Mud swallows my face, and frost bites my ears. It is the black lullaby of the river.
"I am out!!! I am finally free."
A shadow obscures the moon, broad shoulders, and fur-lined leathers; the wolf beside him flicks its ears and opens its yellow eyes like twin lanterns.
He kneels, and for the first time in far too long, I feel the warmth of a living thing.
His gloved hand gently but firmly removes the frost from my temple.
His breath, which tastes of winter and iron, lingers in my ear.
"Not dead yet, are you, little stray?" Old woods, wild silence, and Vartun's teeth all permeate his voice. "Good."
As the wolf sniffs the blood smeared on my wrists, its muzzle dips, and steam curls from its nostrils. It flashes its teeth, but not at me, at the ghosts behind me.
I swear I hear the orchard sigh somewhere, Kaela's cry smothered by trees that will never care for her.
The man's rough, bark-calloused fingers slide under my chin.
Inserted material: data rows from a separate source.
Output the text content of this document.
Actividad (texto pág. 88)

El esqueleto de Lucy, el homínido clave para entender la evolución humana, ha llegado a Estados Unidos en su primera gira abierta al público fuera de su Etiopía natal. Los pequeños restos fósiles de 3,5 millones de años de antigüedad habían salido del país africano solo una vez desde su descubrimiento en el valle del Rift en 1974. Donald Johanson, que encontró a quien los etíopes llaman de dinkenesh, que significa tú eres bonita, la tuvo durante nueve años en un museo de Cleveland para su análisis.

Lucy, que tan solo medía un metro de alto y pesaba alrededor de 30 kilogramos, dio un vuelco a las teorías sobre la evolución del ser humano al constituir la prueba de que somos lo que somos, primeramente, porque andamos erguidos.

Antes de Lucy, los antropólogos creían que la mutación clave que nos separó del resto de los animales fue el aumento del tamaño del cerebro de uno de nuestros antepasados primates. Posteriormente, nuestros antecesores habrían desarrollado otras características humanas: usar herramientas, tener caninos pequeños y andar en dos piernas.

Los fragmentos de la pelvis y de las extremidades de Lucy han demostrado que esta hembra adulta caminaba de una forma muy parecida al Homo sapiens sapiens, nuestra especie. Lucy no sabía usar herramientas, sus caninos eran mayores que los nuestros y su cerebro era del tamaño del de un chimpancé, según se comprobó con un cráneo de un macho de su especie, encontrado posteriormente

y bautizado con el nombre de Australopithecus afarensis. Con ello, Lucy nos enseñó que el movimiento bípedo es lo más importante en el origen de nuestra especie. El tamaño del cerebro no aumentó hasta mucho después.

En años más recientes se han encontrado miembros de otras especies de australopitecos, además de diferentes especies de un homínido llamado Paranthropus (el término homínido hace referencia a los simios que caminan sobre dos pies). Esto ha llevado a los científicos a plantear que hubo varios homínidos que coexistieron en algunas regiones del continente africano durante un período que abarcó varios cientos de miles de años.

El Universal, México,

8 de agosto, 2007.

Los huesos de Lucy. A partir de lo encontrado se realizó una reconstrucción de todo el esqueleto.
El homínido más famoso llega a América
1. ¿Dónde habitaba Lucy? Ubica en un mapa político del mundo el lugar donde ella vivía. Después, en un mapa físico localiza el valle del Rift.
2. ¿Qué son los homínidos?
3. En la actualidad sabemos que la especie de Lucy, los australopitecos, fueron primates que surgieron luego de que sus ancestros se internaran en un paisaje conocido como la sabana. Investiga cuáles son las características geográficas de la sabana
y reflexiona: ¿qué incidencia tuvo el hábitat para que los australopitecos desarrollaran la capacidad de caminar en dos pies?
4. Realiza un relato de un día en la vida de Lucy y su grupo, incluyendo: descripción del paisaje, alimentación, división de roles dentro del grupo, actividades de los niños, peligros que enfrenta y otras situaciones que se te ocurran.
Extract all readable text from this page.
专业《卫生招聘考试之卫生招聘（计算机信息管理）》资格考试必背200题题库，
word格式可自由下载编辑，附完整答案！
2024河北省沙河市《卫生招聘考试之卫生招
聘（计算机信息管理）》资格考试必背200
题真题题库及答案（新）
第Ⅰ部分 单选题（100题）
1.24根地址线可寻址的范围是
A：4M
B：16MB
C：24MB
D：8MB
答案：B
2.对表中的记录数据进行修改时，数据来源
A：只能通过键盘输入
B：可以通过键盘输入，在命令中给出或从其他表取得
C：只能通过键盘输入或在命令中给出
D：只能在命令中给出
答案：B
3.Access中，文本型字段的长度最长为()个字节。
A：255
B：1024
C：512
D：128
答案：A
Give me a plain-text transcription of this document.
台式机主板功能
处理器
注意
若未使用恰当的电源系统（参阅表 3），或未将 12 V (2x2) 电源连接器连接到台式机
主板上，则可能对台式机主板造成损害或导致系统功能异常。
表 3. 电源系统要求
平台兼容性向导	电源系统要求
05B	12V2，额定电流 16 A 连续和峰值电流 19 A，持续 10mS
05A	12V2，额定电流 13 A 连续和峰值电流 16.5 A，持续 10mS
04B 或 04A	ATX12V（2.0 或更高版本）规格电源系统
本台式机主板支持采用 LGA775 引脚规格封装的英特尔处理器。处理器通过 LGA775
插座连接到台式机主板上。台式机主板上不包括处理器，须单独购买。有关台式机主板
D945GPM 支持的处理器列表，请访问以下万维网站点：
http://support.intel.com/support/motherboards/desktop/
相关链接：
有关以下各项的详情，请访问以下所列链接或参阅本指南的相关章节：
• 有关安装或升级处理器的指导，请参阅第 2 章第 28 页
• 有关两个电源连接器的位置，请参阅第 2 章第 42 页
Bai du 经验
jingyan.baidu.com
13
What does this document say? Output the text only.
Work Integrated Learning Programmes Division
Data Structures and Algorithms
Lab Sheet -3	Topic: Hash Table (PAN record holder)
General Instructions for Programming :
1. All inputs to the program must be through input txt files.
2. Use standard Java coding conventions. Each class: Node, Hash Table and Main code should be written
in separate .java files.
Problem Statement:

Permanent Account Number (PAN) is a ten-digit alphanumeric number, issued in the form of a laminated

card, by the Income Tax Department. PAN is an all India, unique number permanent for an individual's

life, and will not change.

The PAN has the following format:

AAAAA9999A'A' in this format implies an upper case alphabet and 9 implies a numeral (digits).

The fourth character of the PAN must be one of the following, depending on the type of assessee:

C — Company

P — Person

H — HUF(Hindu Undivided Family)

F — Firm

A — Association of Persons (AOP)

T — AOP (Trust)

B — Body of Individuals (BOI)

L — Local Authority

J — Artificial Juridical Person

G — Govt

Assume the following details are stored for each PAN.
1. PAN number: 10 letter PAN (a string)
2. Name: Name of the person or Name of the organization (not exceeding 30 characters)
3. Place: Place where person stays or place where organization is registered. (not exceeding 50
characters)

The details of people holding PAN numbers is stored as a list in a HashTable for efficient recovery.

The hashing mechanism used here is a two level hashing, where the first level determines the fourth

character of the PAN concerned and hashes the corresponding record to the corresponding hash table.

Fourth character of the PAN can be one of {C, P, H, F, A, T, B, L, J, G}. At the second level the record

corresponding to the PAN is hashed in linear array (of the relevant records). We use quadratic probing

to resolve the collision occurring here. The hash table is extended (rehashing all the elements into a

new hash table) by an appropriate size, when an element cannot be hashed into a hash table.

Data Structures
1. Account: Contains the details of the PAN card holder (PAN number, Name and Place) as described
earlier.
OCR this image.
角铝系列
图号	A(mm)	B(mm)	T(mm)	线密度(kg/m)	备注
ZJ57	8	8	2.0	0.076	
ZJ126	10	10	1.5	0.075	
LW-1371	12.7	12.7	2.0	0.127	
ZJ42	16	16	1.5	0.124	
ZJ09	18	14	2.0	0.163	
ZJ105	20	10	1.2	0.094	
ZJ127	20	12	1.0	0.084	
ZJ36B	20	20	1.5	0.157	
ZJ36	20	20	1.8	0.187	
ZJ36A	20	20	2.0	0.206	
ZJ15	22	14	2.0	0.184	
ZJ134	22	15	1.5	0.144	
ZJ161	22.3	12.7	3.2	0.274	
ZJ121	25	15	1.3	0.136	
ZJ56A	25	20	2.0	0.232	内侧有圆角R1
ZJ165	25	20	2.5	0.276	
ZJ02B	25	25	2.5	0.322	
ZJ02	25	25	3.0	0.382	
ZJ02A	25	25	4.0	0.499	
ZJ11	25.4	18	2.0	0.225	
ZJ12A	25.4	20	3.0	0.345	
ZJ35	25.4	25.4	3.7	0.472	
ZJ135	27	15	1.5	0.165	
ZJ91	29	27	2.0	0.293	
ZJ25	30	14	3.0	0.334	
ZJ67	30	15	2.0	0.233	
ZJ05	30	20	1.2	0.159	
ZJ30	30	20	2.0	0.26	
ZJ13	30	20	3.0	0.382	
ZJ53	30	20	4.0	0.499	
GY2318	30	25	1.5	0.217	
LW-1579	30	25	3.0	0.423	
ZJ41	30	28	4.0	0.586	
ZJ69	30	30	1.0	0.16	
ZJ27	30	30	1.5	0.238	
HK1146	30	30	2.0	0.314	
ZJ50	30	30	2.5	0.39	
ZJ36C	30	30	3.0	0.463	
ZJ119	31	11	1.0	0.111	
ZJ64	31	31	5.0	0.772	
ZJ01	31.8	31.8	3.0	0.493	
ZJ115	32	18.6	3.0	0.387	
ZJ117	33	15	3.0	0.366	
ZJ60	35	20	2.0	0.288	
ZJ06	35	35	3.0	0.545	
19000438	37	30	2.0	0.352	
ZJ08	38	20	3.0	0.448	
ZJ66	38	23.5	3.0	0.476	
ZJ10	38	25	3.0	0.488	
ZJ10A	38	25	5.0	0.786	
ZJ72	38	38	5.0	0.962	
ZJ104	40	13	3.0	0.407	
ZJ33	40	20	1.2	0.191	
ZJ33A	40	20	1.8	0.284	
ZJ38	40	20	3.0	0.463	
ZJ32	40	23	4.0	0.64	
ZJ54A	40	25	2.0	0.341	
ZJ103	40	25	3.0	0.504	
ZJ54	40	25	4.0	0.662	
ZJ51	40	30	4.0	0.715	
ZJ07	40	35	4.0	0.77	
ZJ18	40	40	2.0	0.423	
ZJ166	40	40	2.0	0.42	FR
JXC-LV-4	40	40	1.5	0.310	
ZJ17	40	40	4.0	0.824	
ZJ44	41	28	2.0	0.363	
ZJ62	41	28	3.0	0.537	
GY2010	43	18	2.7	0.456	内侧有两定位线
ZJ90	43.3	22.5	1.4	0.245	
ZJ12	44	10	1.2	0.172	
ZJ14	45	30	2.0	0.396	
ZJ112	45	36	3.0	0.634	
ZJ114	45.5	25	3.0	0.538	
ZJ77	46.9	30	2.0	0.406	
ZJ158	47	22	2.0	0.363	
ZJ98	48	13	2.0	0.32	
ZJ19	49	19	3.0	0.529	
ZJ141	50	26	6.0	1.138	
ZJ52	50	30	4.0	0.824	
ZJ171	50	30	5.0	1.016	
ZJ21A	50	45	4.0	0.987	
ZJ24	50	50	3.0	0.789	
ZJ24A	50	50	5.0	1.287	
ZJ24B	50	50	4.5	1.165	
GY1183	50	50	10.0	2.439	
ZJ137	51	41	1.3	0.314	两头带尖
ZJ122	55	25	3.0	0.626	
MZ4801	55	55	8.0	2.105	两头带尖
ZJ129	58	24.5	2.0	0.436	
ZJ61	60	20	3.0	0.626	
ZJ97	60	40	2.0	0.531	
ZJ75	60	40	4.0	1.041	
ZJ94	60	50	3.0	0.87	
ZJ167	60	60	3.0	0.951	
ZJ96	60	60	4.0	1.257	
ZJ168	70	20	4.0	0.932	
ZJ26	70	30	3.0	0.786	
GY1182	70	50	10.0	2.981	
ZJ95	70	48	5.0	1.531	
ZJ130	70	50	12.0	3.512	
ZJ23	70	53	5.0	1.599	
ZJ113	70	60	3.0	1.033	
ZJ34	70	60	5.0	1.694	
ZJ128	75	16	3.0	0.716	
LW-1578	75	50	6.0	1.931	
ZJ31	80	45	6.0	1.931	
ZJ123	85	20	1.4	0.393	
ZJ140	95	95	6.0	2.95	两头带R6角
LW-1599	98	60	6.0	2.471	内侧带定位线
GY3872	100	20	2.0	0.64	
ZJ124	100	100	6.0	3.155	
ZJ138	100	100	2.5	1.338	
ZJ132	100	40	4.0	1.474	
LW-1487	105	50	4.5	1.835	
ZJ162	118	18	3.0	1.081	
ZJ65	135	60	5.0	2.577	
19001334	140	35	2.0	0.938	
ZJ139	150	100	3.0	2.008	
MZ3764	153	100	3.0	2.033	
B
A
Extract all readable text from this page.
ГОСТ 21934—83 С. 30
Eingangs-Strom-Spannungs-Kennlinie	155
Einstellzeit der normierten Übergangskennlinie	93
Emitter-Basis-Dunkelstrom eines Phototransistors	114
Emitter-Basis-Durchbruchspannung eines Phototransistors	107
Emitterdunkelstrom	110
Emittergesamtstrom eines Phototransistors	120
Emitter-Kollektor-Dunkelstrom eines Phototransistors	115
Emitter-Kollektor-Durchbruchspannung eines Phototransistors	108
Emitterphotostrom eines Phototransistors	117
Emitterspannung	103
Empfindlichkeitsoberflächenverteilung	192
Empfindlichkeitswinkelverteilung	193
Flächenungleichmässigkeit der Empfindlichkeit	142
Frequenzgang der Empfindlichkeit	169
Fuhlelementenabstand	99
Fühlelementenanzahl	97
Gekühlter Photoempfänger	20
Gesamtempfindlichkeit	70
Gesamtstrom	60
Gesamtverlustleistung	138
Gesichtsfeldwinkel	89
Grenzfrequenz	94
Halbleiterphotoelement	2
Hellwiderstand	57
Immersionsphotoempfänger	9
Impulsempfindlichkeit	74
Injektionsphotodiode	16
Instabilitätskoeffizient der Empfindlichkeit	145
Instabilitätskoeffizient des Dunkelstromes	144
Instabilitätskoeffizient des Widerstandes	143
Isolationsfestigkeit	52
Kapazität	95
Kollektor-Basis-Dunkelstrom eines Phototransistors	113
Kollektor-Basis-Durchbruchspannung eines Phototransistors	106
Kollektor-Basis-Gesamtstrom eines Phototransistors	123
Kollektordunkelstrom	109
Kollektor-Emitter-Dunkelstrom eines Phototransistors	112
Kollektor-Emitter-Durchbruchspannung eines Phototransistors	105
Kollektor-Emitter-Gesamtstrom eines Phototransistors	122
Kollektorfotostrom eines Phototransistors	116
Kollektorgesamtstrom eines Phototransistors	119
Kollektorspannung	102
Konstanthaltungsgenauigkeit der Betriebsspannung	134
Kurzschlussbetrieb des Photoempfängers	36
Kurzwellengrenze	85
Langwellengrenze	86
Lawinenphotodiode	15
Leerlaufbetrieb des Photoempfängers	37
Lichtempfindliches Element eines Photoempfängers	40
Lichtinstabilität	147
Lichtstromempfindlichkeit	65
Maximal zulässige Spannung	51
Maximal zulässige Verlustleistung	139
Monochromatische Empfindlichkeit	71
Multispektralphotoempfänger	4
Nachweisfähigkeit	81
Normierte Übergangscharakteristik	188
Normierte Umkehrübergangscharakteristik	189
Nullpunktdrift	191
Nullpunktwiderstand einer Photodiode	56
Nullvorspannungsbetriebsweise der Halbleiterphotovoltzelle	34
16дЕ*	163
He tilts my face in the direction of the moon. I can see his eyes; they are alive but as cold as the river.
"He whispers, "Looks like Pandara lost something valuable tonight." His mouth corners up in a smile that is more menacing than consoling.
"Or perhaps it at last spat out what it was unable to kill.
I wish to inquire, "Who are you?"
But before I can form the words, the silence slips down my throat.
The last thing I see is the man's grin, which is as sharp as freshly cut bone, and the wolf's eyes darting to the orchard.
"Sleep, stray," he whispers. "You're ours now."
The orchard behind me then crumbles like a dream I no longer belong to as the darkness envelops me.